Choosing gift wrap requires too much brainpower that could be better applied elsewhere. Because glossy wrapping paper contains plastic, it cannot go in the recycling bin. Never put any wrap slathered with glitter in there either. Metallic wrapping paper? It goes in the trash. You can recycle simple matte wrapping paper, however. Phew! But good luck finding rolls of matte paper packaged without plastic shrink wrap.

This year, consider opting for more environmentally friendly gift wrap. The ideas below include reusables, homemade-ables and a hybrid of the two. They also happen to look beautiful.

Bento-style bags

homemade fabric bento bags and gift wrapping for zero waste and plastic free shopping and gift giving
Several homemade bento bags and a couple of Furoshiki wraps

You don’t actually have to put anything into these bags. The bags alone make a lovely gift. But of course, you can also fill them with gifts. Find the bento-style bag pattern here.

If you don’t sew, you can buy bento bags made of natural fibers from Non-Disposable Life, which popularized the bento bag.
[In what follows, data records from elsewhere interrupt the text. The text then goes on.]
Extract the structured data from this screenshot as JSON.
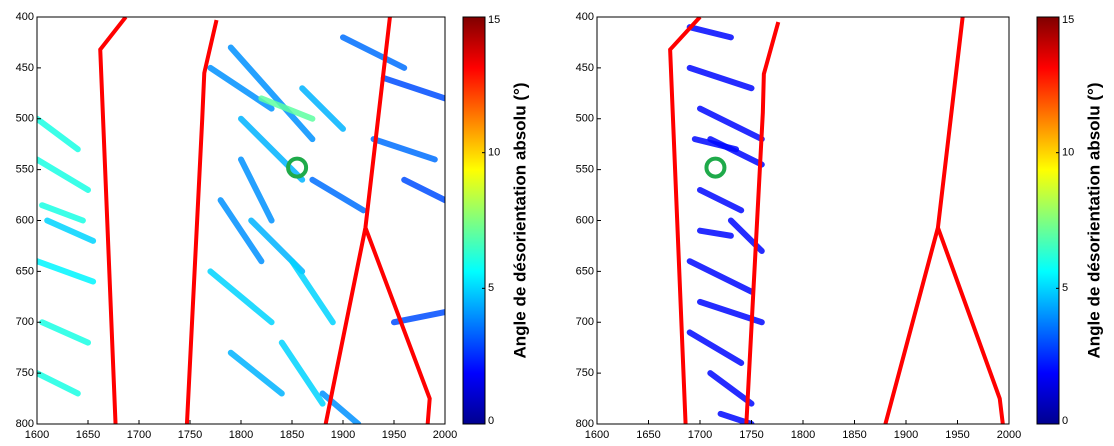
{
  "chart_data": [
    {
      "type": "map",
      "xlim": [
        1600,
        2000
      ],
      "xticks": [
        1600,
        1650,
        1700,
        1750,
        1800,
        1850,
        1900,
        1950,
        2000
      ],
      "ylim": [
        400,
        800
      ],
      "y_inverted": true,
      "yticks": [
        400,
        450,
        500,
        550,
        600,
        650,
        700,
        750,
        800
      ],
      "colorbar": {
        "label": "Angle de désorientation absolu (°)",
        "lim": [
          0,
          15
        ],
        "ticks": [
          0,
          5,
          10,
          15
        ],
        "colormap": "jet"
      },
      "boundary_color": "#ff0000",
      "boundaries": [
        {
          "x": [
            1687,
            1662,
            1677
          ],
          "y": [
            400,
            432,
            800
          ]
        },
        {
          "x": [
            1776,
            1764,
            1762,
            1747
          ],
          "y": [
            403,
            455,
            500,
            800
          ]
        },
        {
          "x": [
            1946,
            1922,
            1883
          ],
          "y": [
            400,
            607,
            800
          ]
        },
        {
          "x": [
            1922,
            1985,
            1983
          ],
          "y": [
            607,
            775,
            800
          ]
        }
      ],
      "marker": {
        "x": 1855,
        "y": 548,
        "color": "#1faa4a"
      },
      "patches": [
        {
          "x": [
            1600,
            1640
          ],
          "y": [
            500,
            530
          ],
          "value": 6
        },
        {
          "x": [
            1600,
            1650
          ],
          "y": [
            540,
            570
          ],
          "value": 6
        },
        {
          "x": [
            1605,
            1645
          ],
          "y": [
            585,
            600
          ],
          "value": 6
        },
        {
          "x": [
            1600,
            1655
          ],
          "y": [
            640,
            660
          ],
          "value": 5.5
        },
        {
          "x": [
            1605,
            1650
          ],
          "y": [
            700,
            720
          ],
          "value": 6
        },
        {
          "x": [
            1600,
            1640
          ],
          "y": [
            750,
            770
          ],
          "value": 6
        },
        {
          "x": [
            1610,
            1655
          ],
          "y": [
            600,
            620
          ],
          "value": 5
        },
        {
          "x": [
            1790,
            1870
          ],
          "y": [
            430,
            520
          ],
          "value": 4
        },
        {
          "x": [
            1800,
            1860
          ],
          "y": [
            500,
            560
          ],
          "value": 4.5
        },
        {
          "x": [
            1770,
            1830
          ],
          "y": [
            450,
            490
          ],
          "value": 4
        },
        {
          "x": [
            1860,
            1900
          ],
          "y": [
            470,
            510
          ],
          "value": 4.5
        },
        {
          "x": [
            1780,
            1820
          ],
          "y": [
            580,
            640
          ],
          "value": 4
        },
        {
          "x": [
            1810,
            1860
          ],
          "y": [
            600,
            650
          ],
          "value": 4.5
        },
        {
          "x": [
            1850,
            1890
          ],
          "y": [
            640,
            700
          ],
          "value": 5
        },
        {
          "x": [
            1770,
            1830
          ],
          "y": [
            650,
            700
          ],
          "value": 5
        },
        {
          "x": [
            1840,
            1880
          ],
          "y": [
            720,
            780
          ],
          "value": 5
        },
        {
          "x": [
            1790,
            1840
          ],
          "y": [
            730,
            770
          ],
          "value": 4.5
        },
        {
          "x": [
            1900,
            1960
          ],
          "y": [
            420,
            450
          ],
          "value": 3.5
        },
        {
          "x": [
            1940,
            2000
          ],
          "y": [
            460,
            480
          ],
          "value": 3
        },
        {
          "x": [
            1960,
            2000
          ],
          "y": [
            560,
            580
          ],
          "value": 3
        },
        {
          "x": [
            1950,
            2000
          ],
          "y": [
            700,
            690
          ],
          "value": 3
        },
        {
          "x": [
            1870,
            1920
          ],
          "y": [
            560,
            590
          ],
          "value": 3.5
        },
        {
          "x": [
            1820,
            1870
          ],
          "y": [
            480,
            500
          ],
          "value": 7
        },
        {
          "x": [
            1930,
            1990
          ],
          "y": [
            520,
            540
          ],
          "value": 3.5
        },
        {
          "x": [
            1880,
            1915
          ],
          "y": [
            770,
            800
          ],
          "value": 4
        },
        {
          "x": [
            1800,
            1830
          ],
          "y": [
            540,
            600
          ],
          "value": 4
        }
      ]
    },
    {
      "type": "map",
      "xlim": [
        1600,
        2000
      ],
      "xticks": [
        1600,
        1650,
        1700,
        1750,
        1800,
        1850,
        1900,
        1950,
        2000
      ],
      "ylim": [
        400,
        800
      ],
      "y_inverted": true,
      "yticks": [
        400,
        450,
        500,
        550,
        600,
        650,
        700,
        750,
        800
      ],
      "colorbar": {
        "label": "Angle de désorientation absolu (°)",
        "lim": [
          0,
          15
        ],
        "ticks": [
          0,
          5,
          10,
          15
        ],
        "colormap": "jet"
      },
      "boundary_color": "#ff0000",
      "boundaries": [
        {
          "x": [
            1700,
            1671,
            1686
          ],
          "y": [
            400,
            432,
            800
          ]
        },
        {
          "x": [
            1776,
            1762,
            1761,
            1745
          ],
          "y": [
            405,
            456,
            494,
            800
          ]
        },
        {
          "x": [
            1955,
            1931,
            1880
          ],
          "y": [
            400,
            607,
            800
          ]
        },
        {
          "x": [
            1931,
            1991,
            1994
          ],
          "y": [
            607,
            775,
            800
          ]
        }
      ],
      "marker": {
        "x": 1715,
        "y": 548,
        "color": "#1faa4a"
      },
      "patches": [
        {
          "x": [
            1690,
            1730
          ],
          "y": [
            410,
            420
          ],
          "value": 2
        },
        {
          "x": [
            1690,
            1750
          ],
          "y": [
            450,
            470
          ],
          "value": 2
        },
        {
          "x": [
            1700,
            1760
          ],
          "y": [
            490,
            520
          ],
          "value": 2
        },
        {
          "x": [
            1710,
            1760
          ],
          "y": [
            520,
            545
          ],
          "value": 2
        },
        {
          "x": [
            1700,
            1740
          ],
          "y": [
            570,
            590
          ],
          "value": 2
        },
        {
          "x": [
            1730,
            1760
          ],
          "y": [
            600,
            630
          ],
          "value": 2
        },
        {
          "x": [
            1690,
            1750
          ],
          "y": [
            640,
            670
          ],
          "value": 2
        },
        {
          "x": [
            1700,
            1760
          ],
          "y": [
            680,
            700
          ],
          "value": 2
        },
        {
          "x": [
            1690,
            1740
          ],
          "y": [
            710,
            740
          ],
          "value": 2
        },
        {
          "x": [
            1710,
            1750
          ],
          "y": [
            750,
            780
          ],
          "value": 2
        },
        {
          "x": [
            1695,
            1735
          ],
          "y": [
            520,
            530
          ],
          "value": 2
        },
        {
          "x": [
            1720,
            1750
          ],
          "y": [
            790,
            800
          ],
          "value": 2
        },
        {
          "x": [
            1700,
            1730
          ],
          "y": [
            610,
            615
          ],
          "value": 2
        }
      ]
    }
  ]
}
Check out Non-Disposable Life’s bento bags here.

Furoshiki gift wrap

Nestled in with the bento bags in the above picture, the small pink package on the bottom left and the large blue package on the bottom right are examples of Japanese Furoshiki wrapping. You can wrap many, many items with a simple square of thin fabric. After cutting my squares, I finished the edges with a rolled hem on my serger. A zigzag stitch on a standard machine also works.

Again, if you don’t sew, you can buy fabric to wrap your gifts using Furoshiki techniques. You’ll find thousands of choices on Etsy.

Image: Government of Japan’s Ministry of Environment

Cloth produce bags

Purple produce bag upcycled from a donated linen sheet, filled with avocados
Purple produce bag, upcycled from a donated linen sheet

Like bento bags, produce bags serve as bonus gifts. Go here for a tutorial on how to make these with a standard sewing machine or with a serger. You can fill them with all kinds of gifts and not just avocados, although I would appreciate a bag of avocados if anyone wants to give that to me. Don’t sew? Buy produce bags for your low-waste loving recipients.

Brown paper packages, tied up with tape

Earlier this fall, I shipped the above parcels, packaged in custom-made boxes cut from an upcycled cardboard box that we taped closed with homemade paper tape. This paper tape also works well to wrap up presents. To make homemade paper tape, first make the glue (wheat paste), then brush that onto paper strips (the tape) and apply the tape to seal your package.

For the gift wrap you’ll apply the tape to, you could use newspaper, magazines, decorated or plain craft paper, your kids’ artwork, brown paper shopping bags and so on. Go here for a full blog post on paper tape.

Upcycled jars

The wheat paste for the paper tape also works to adhere paper labels to jars. You can score some pretty amazing jars from restaurants and bars simply by asking for them. Go here for information on removing existing labels from salvaged jars. Make new labels and fill your jars with homemade food or whatever else you’d like to put in them.

Of course, you can also forgo the wrapping and give gifts of experiences instead. You’ll find a list of ideas here.

7 Replies to “5 Ways to Wrap Holiday Gifts Without the Waste”

  1. I also use newspaper and flyers.

  2. A lovely post full of great ideas…Thank you for the glue recipe 🙂

  3. I collect tissue paper etc whenever I get deliveries and use string to tie the presents. Love the instructions for plastic free glue! I bought some plastic free, biodegradable, masking tape a while back and use it both as tape and for labels.

  4. Another option that my friends and family do is that we hold onto the same gift bags and tissue paper and rotate them between each other for years at a time. You could get them from thrift stores, even, and do this. I think my family used the same 10 gift bows for a decade when I was a kid! We did it to save money but often times things that save money also are low or zero waste. I think this year I’ll reuse one of those bags, and wrap other gifts in fabric. I need to make one of those bento bags, they look awesome!

    1. Thank you for sharing this great idea, Lauren. I agree about the connection between frugal and zero waste. My dad had low-waste tendencies by default because he was incredibly frugal. I’m glad you like the bags. They are fun to make 🙂
      ~ Anne-Marie

  5. I love all of these ideas! And thank you for the glue/tape recipe 😊

  6. Any suggestions on how to gift bread in a sanitary and low waste way? I’d like to gift them to neighbors, but I live in the PNW and it’s WET outside. Trying to figure out a cost effective and waterproof way for contactless gifting (thus no wax clothes, glass/wooden boxes…etc. bc it’s good, I don’t know abt old boxes either…) thank you!